Brig. Gen. Ali Khan was given a 5-year jail sentence while the other officers -- all majors -- received sentences of 18 months to three years.
Although the suspects were found guilty, the military has remained silent on the subject of which organization the officers allegedly had had links, a report by The Nation newspaper said.
The other officers convicted to "rigorous imprisonment" are Sohail Akbar, who was sentenced to three years, two years to Jawad Baseer and 18 months each to Inayat Aziz and another major called Iftikhar.
"All five accused have been convicted ... for having links with a proscribed organization," the military's news agency Inter Services Public Relations said.

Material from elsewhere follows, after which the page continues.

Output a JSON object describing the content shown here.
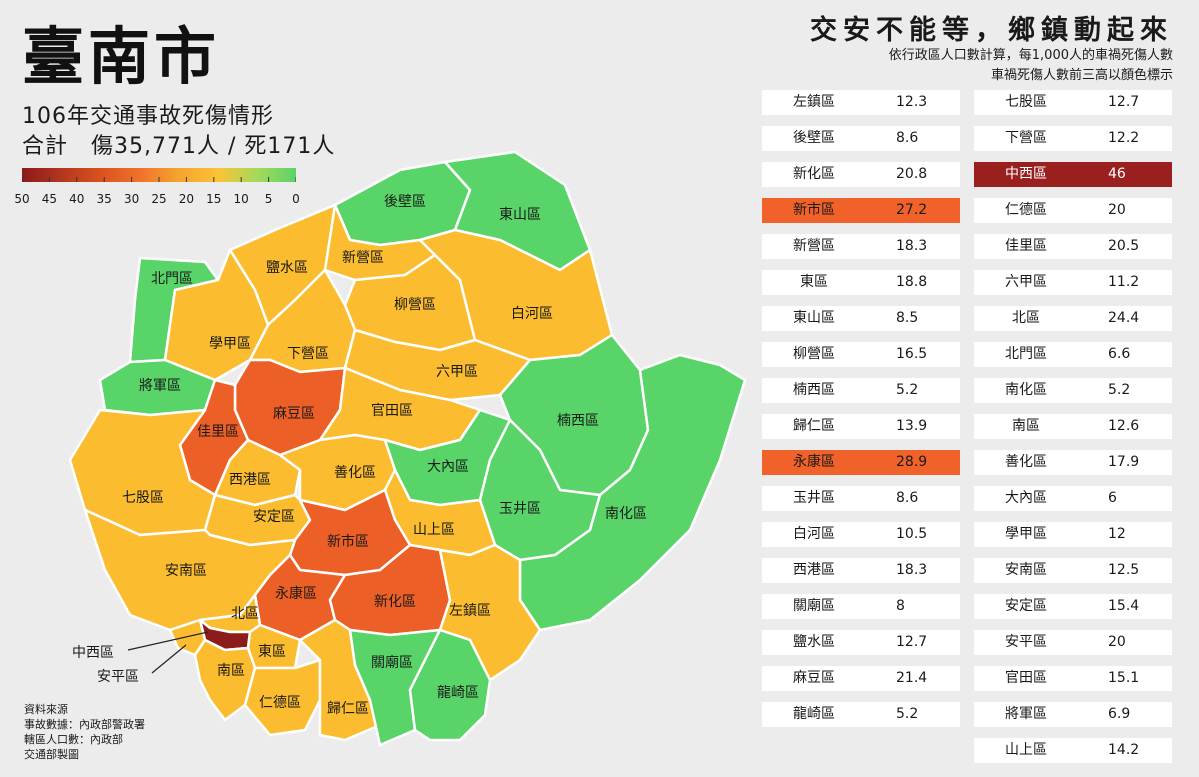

The five army officers were detained by military intelligence agencies last year after months of surveillance amid suspicions that they had direct links to the Sunni Muslim group Hizb ut-Tahrir, a banned organisation in Pakistan, The Nation report said.
Hizb-ut-Tahrir deputy spokesman Imran Yousufzai wouldn't confirm that the organization was the group connected with the trial, The Nation said.
"As policy, we neither confirm nor deny such news," he said.
Hizb ut-Tahrir was banned in 2003 by former President Pervez Musharraf, who said the organization was connected with planned attempts to assassinate him, The Nation said.
The sentence for Khan, 60, comes at the end of a long military career. His father and brothers have been in the military and he has a brother who is a colonel in military intelligence. One of his sons and a son-in-law are army officers.
Kahn's last posting was to the Regulation Directorate at General Headquarters in Rawalpindi near Islamabad in May 2009.
He later reportedly came under the surveillance of Inter-Services Intelligence and Military Intelligence and was picked up at his home in May last year.
His arrest came a month before he was to retire and just four days after the U.S. attack that killed al-Qaida leader Osama bin Laden, who was living in the garrison town of Abbottabad.
Khan had been highly critical of the Pakistani army command over its relationship with the United States, a report by the BBC said.
In his statement to the court, he said was being victimized for criticizing Pakistani officers for allowing Osama bin Laden to live in Pakistan and then allowing the United States to launch an attack to kill him, the BBC said.
Hizb ut-Tahrir, founded in Jerusalem in 1953 and with a strong U.K. presence, clandestinely dropped pamphlets in military cantonments after the bin Laden raid, The Wall Street Journal reported after Khan's arrest.
The pamphlets called for the establishment of an Islamic caliphate and urged soldiers to rise against military leaders who allowed the U.S. operation against bin Laden.